Bis er Maria und Josef trifft, die in der überfüllten Stadt keine Unterkunft finden und er eine Nacht erlebt, die alles verändert.

 

Für Kinder ab 10 Jahren

Wenn nur diese Römer nicht wären! Dann hätte Arvids Vater nicht seinen ganzen Besitz verloren und Arvid müsste nicht vor den Toren von Betlehem sitzen und Schafe hüten. Viel lieber würde er in die Synagogenschule gehen. Zum Glück gibt es seinen besten Freund Nathan. Doch treffen können sie sich nur heimlich.
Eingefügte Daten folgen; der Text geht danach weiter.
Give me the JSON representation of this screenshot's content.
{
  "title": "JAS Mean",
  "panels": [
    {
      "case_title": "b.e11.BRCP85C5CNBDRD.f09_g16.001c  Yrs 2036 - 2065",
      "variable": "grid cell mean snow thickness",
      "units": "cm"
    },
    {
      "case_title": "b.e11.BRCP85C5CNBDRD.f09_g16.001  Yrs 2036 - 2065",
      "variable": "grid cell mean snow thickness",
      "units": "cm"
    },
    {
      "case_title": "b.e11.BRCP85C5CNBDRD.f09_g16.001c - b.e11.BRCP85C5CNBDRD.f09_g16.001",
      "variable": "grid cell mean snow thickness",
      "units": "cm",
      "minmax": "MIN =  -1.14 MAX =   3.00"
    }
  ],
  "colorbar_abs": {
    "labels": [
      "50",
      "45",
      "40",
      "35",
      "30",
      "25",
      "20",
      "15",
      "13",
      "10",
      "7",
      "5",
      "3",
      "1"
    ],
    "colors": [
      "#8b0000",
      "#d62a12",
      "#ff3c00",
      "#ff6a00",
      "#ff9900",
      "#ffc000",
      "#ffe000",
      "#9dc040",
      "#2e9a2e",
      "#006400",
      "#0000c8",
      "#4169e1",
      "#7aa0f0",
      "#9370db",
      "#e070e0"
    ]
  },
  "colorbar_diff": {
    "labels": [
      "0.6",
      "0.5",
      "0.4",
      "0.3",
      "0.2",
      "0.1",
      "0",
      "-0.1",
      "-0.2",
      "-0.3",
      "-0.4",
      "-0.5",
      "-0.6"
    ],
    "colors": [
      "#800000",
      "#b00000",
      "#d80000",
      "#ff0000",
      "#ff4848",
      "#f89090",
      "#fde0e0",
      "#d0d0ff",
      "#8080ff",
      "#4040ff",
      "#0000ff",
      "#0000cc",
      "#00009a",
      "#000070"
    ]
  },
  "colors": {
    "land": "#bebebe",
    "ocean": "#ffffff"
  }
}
Nathans Vater sieht es gar nicht gerne, wenn sein Sohn mit einem Hirten spielt.

 

Wenn diese Römer nicht wären, dann gäbe es keine Volkszählung. Nur weil der Kaiser mehr Steuern will, ist ganz Israel unterwegs.
Das kümmert Arvid wenig, bis er ein junges Paar sieht, das keine Unterkunft findet. Dabei ist die Frau hochschwanger.

 

Wenn nur dieser Streit mit Nathan nicht wäre! Dann hätte Arvid nicht so schlechte Laune und dem jungen Paar geholfen. Soll sie ihr Kind auf der Straße bekommen? Das will Arvid dann doch nicht zulassen. Um zu helfen, braucht er Nathan. Aber der ist nirgends zu finden.